Yusuf sûresi, 12/13

قَالَ إِنِّي لَيَحْزُنُنِۤي أَنْ تَذْهَبُوا بِهِ وَأَخَافُ أَنْ يَأْكُلَهُ الذِّئْبُ وَأَنْتُمْ عَنْهُ غَافِلُونَ

“Babaları: ‘Onu götürmeniz beni tasalandırır. Korkarım ki bir gaflet anınızda onu kurt yer.’ dedi.”

Hazreti Yakub’un Endişesi

Temkinin temsilcisi Yakup (aleyhisselâm), çocuklarının ısrarları karşısında onları kırmak istemiyor. Fakat beri taraftan Yusuf’la ilgili endişesini dile getirmeyi de ihmal etmiyor. Onu kurdun yemesinden korktuğunu söylüyor. Kurttan bahsettiğine göre ya kurtla alâkalı bir tecrübeye sahipti ya da çocuklarının böyle bir yalanla karşısına çıkacaklarını tahmin etmişti. Yine kurt endişesi dile getirildiğine göre demek ki o zaman yaşadıkları yerin yakınlarında kurtlar vardı. Yani bir çocuğu kurdun yemesinin ihtimalden uzak görülmeyeceği bir muhitte yaşıyorlardı. Belki de kurt saldırısı o dönemin kırsalında en yaygın tehlikelerden birisiydi. O yüzden riskli bir durum için argüman olarak kurdu kullanıyorlardı.
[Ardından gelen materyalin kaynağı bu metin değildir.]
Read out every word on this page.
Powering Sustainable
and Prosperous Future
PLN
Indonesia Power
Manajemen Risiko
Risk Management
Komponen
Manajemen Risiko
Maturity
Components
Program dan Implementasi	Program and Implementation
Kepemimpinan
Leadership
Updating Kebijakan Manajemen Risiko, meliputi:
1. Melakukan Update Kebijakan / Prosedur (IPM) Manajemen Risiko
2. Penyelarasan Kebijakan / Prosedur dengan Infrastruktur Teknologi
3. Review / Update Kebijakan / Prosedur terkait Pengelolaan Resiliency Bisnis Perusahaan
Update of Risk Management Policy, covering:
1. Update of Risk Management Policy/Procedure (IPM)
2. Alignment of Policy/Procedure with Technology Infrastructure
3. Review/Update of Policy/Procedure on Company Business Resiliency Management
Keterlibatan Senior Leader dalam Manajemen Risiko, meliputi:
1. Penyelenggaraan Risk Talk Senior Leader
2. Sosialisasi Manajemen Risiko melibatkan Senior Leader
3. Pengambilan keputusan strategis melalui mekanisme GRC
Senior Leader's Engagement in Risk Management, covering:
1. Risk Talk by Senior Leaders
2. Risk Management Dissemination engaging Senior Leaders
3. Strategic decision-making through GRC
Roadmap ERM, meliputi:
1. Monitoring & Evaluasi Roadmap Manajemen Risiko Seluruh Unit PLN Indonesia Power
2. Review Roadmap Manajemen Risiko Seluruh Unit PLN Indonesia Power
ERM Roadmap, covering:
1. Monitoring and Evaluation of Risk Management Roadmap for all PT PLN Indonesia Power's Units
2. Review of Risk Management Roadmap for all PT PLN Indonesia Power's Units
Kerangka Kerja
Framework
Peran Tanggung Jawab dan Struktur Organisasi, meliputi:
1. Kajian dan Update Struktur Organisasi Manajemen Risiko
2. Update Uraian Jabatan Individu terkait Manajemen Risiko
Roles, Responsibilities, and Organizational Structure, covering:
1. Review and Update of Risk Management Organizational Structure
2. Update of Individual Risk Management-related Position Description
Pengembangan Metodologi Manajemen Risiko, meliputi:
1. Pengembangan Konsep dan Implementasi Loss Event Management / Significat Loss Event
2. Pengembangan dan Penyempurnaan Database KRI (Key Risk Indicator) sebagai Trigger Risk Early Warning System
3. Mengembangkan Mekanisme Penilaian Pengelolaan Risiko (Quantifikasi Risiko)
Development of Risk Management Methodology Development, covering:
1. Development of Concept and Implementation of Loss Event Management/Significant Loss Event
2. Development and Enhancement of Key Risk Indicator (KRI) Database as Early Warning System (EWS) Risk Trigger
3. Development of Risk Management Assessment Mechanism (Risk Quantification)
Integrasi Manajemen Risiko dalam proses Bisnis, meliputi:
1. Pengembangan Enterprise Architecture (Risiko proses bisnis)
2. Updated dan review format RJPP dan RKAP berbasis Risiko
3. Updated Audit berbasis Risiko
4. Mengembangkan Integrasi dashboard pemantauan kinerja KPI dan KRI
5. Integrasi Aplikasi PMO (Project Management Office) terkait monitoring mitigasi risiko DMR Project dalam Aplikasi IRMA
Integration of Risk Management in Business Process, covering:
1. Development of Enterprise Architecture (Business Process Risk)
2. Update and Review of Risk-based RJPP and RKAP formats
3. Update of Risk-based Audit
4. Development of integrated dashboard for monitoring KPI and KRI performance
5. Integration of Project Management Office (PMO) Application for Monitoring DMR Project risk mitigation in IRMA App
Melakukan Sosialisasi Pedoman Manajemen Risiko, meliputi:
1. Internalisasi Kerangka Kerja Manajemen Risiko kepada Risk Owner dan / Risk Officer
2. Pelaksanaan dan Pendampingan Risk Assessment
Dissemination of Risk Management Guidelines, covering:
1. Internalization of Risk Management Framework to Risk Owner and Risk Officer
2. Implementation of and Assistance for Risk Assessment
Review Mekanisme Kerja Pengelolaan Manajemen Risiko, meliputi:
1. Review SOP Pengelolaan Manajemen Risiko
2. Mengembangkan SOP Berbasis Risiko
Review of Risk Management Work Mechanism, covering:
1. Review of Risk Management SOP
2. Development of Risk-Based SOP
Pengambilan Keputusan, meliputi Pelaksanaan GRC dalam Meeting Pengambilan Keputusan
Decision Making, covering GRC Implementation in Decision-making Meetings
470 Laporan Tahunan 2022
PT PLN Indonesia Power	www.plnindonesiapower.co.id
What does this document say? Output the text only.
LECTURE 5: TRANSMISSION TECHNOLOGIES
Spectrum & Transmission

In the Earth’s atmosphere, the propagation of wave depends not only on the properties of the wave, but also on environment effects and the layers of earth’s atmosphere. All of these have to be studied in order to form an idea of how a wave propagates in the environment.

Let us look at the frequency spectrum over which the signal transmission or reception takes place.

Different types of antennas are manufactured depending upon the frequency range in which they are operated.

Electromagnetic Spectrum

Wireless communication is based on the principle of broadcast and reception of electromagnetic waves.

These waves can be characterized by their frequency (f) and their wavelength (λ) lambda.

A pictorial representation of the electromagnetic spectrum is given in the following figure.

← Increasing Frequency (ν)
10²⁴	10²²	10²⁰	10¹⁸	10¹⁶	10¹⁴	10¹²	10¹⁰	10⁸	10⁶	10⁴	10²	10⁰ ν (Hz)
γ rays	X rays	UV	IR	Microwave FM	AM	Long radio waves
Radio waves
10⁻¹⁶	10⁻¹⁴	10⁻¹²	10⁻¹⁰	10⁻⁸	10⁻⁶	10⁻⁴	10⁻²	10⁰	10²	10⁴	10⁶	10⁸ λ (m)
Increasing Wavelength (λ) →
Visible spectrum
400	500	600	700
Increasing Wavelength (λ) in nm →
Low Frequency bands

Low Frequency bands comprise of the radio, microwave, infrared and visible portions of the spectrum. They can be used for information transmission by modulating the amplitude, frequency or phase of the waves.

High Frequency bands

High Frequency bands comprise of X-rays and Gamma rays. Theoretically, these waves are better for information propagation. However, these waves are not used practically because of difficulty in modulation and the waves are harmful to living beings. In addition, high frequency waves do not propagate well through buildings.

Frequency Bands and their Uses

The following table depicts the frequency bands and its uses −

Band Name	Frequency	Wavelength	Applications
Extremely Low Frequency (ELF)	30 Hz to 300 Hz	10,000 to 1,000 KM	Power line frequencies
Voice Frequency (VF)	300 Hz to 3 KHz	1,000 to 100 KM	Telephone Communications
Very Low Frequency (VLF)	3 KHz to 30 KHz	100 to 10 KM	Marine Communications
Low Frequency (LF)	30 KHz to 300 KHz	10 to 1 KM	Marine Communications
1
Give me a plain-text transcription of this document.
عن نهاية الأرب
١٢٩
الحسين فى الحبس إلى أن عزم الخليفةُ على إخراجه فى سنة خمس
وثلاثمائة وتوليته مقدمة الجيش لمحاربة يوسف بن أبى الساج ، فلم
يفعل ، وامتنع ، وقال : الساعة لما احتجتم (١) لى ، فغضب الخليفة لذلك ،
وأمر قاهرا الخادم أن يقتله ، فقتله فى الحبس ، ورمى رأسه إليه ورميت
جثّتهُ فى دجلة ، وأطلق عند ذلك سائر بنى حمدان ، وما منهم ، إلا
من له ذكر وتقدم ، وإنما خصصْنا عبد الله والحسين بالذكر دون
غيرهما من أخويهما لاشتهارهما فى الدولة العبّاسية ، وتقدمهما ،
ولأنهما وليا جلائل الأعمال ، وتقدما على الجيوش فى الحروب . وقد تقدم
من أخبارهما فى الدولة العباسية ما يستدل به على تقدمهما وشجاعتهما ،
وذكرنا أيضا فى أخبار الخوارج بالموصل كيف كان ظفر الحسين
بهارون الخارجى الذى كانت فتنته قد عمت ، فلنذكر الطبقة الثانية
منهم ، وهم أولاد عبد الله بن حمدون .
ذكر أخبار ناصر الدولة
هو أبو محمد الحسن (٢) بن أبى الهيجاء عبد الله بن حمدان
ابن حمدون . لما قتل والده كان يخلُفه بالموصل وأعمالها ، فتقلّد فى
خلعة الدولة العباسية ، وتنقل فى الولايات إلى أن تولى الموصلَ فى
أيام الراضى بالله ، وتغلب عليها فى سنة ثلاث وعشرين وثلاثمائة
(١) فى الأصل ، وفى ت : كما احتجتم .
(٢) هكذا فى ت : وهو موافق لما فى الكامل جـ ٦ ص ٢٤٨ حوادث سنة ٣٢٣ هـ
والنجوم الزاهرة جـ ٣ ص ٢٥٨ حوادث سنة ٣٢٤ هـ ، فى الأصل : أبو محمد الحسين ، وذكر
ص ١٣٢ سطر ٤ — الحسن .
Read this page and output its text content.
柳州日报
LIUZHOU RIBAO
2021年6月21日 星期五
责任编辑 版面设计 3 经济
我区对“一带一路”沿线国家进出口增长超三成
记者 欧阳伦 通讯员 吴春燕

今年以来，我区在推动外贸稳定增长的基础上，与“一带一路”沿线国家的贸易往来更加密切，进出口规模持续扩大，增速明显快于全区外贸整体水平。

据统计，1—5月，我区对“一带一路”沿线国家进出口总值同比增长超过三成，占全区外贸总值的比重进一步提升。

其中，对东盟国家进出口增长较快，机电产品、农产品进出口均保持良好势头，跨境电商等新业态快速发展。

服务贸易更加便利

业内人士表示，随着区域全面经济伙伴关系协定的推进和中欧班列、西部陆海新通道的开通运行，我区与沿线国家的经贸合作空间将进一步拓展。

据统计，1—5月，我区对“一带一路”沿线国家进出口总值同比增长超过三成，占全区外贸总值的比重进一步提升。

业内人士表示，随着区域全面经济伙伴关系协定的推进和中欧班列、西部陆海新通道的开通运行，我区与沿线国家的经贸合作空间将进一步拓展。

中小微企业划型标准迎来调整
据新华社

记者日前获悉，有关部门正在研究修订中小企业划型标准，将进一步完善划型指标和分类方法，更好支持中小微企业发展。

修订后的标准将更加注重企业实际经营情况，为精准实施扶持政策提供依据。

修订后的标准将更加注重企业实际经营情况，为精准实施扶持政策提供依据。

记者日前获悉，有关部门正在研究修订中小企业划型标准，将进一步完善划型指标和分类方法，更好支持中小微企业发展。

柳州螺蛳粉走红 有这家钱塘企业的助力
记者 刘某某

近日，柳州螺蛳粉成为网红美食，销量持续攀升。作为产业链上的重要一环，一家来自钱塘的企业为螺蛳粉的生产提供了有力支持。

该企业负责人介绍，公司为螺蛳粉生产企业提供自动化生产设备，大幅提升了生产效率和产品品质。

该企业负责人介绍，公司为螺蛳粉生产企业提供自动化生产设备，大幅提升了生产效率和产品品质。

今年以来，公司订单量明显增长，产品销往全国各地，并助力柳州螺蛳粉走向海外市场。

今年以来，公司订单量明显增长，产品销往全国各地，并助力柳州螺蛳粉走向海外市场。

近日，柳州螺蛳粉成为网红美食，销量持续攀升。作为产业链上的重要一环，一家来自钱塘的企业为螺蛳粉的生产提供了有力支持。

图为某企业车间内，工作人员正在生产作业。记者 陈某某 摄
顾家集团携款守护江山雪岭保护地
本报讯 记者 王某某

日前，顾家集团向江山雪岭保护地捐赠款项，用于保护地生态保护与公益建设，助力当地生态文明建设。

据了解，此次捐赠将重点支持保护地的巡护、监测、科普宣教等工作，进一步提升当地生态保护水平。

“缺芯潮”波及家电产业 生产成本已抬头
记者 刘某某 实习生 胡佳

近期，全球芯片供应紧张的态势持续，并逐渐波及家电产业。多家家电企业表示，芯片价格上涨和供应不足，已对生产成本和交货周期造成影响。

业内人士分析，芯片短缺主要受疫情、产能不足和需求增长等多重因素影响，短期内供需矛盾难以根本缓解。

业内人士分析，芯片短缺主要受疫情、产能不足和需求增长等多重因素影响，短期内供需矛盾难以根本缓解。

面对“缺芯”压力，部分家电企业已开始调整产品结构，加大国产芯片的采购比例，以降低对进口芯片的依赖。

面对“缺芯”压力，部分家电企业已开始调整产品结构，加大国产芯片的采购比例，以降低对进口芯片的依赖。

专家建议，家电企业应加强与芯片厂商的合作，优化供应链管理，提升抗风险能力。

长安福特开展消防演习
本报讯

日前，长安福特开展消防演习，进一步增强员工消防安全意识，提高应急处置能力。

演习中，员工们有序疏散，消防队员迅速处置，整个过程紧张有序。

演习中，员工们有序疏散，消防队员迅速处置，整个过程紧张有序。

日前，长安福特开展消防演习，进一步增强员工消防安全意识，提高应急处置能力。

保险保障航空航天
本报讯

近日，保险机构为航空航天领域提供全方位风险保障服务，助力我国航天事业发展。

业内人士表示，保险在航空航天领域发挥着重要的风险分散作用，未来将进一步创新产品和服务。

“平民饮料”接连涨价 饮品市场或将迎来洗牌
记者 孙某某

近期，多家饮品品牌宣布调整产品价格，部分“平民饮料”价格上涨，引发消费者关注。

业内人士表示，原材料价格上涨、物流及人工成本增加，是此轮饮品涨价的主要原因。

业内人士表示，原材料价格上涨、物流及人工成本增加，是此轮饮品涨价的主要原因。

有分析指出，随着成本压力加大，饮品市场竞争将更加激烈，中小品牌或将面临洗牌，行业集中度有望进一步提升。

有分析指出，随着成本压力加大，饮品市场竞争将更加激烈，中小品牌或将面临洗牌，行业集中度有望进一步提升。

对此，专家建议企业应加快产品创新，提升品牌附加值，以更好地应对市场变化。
Her dönemin kendine göre bir ‘kurdu’ vardır. O zaman kurdun yaptığını başka zaman kurtlaşmış karakterler yapabilir; canınıza kıyabilir, hürriyetinizi, işinizi, kariyerinizi elinizden alabilir, aileleri parçalayabilir, türlü türlü mahrumiyetler yaşatabilirler. Her dönemde, hazımsız, insafsız ve amansız bu türlü canavarlaşmış karakterler olagelmiştir. Allah, böylelerinin şerrinden muhafaza buyursun.

Yakup aleyhisselâm bir baba olarak evlatlarıyla konuşurken, ileride meydana gelecek bir şeyi haber veriyor ve “Belki onu kurt yer.” diyor. Hazreti Yakup bunu elbette onlara koz vermek için değil, onları ikaz etme maksadıyla söylüyor. ‘Aklı aşkın akıl’ ya da ‘peygamber mantığı’ şeklinde ifade ettiğimiz “fetanet” sıfatına sahip olan peygamberler kimseye –hâşâ– safiyane koz vermezler. Bunu ona muhakkak ki Allah söyletmiştir. Biz böyle durumlar için ‘intak-ı bilhak’ tabirini kullanırız. Yani “Allah ona hakkı, gerçekleşecek şeyleri konuşturmuş.” deriz. Fakat evlatları bunu bir ipucu ve koz olarak kullandılar. Kardeşlerini kuyuya attıktan sonra akşam eve gelip “Yusuf’u kurt yedi.” dediler.

Daha önce de temas ettiğimiz üzere bu türlü durumlarda Yüce Allah’ın makro plandaki muradını anlamaya çalışmak gerekir. Mesela burada Hazreti Yakup (aleyhisselâm), “Belki onu kurt yer!” demeseydi, –esbap açısından– belki ardından gelecek zincirleme olaylar serisi gerçekleşmeyecek ve Hazreti Yusuf, Mısır’daki konumunu ihraz etmeyecekti. Evet, başlangıçta iç yakan bu hâdisenin neticesi o kadar güzel oldu ki bütün Mısır ve çevresi bu vesileyle ışığa uyandı, refaha kavuştu.